See I'm just now starting to realize what I'm going to put Chaselyn through and I don't like it. As Stanton said in his 16 month update post, Chaselyn has had some trouble adapting to the new class at daycare. I'm happy to report that she has adjusted to the nap time issues very nicely. And today for the first time, she didn't even make her sad, crying face when I dropped her off. I also stuck around and got to see one of the other little girls in the class come over and hold Chaselyn's hand and try to lead her over to the toys. Thanks little Hayden! Chaselyn didn't budge, but I very much enjoyed to see her classmate reach out in such a sweet innocent way. Not too much after that though, another little girl came over and pushed Chaselyn. No thank you little Kate. Chaselyn just stood there for that too. Then it was breakfast time and all was well with the world. All that to say, Chaselyn has recently demonstrated that she doesn't adapt quickly to change. And her crazy parents decided to push a baby brother on her. Thanks mom & dad.

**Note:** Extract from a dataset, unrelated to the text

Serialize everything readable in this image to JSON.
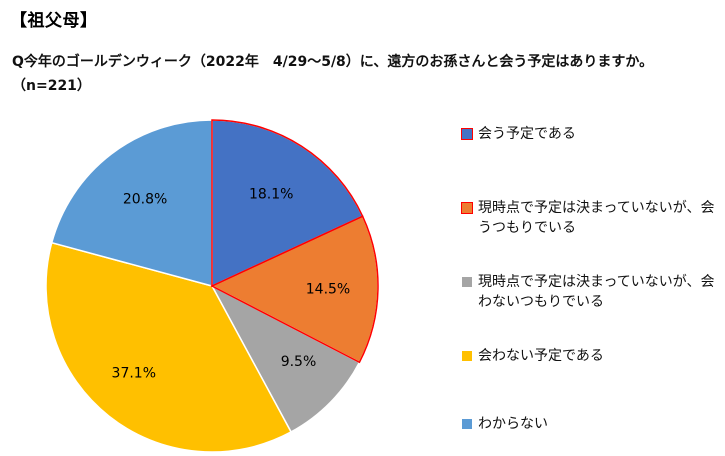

Chaselyn has also been such the little Mommy's girl lately. I love that she hugs me and gives me kisses and that I can be a comfort to her when she's afraid. But what about when Jacob comes? First, I'm going to be out of pocket for an indeterminate length of time during the actual birth. Then, I'll be in the hospital for a couple days and recovering for a few more. I won't be able to pick her up as easily or play on the floor like I do now for a while. That doesn't seem fair. Not only that but while I'm not picking her up and not playing with her, I'll be giving lots of attention to this new baby. So what do I do? I know I'll make a special effort to do as much as I can for her, but I'm afraid it won't be enough.

And none of that really even deals with the fact that there will be a new person in the house. Now, Chaselyn is very interested in babies that we see on occasion. She's very gentle with them and smiles and is just sweetly curious. But if this new, cute thing is also changing her world as she knows it, she may not think so highly of the little man. And I don't know what to do about that.

So, yes, I am ready for Jacob. But I'm not sure I'm prepared to handle the needs of two kids. But at this point, I don't really know of anything else I can do make myself feel more prepared. So, I'll just keep looking for opportunities to help smooth the transition and pray that everything works out.

If you have any tips, I'd love to hear.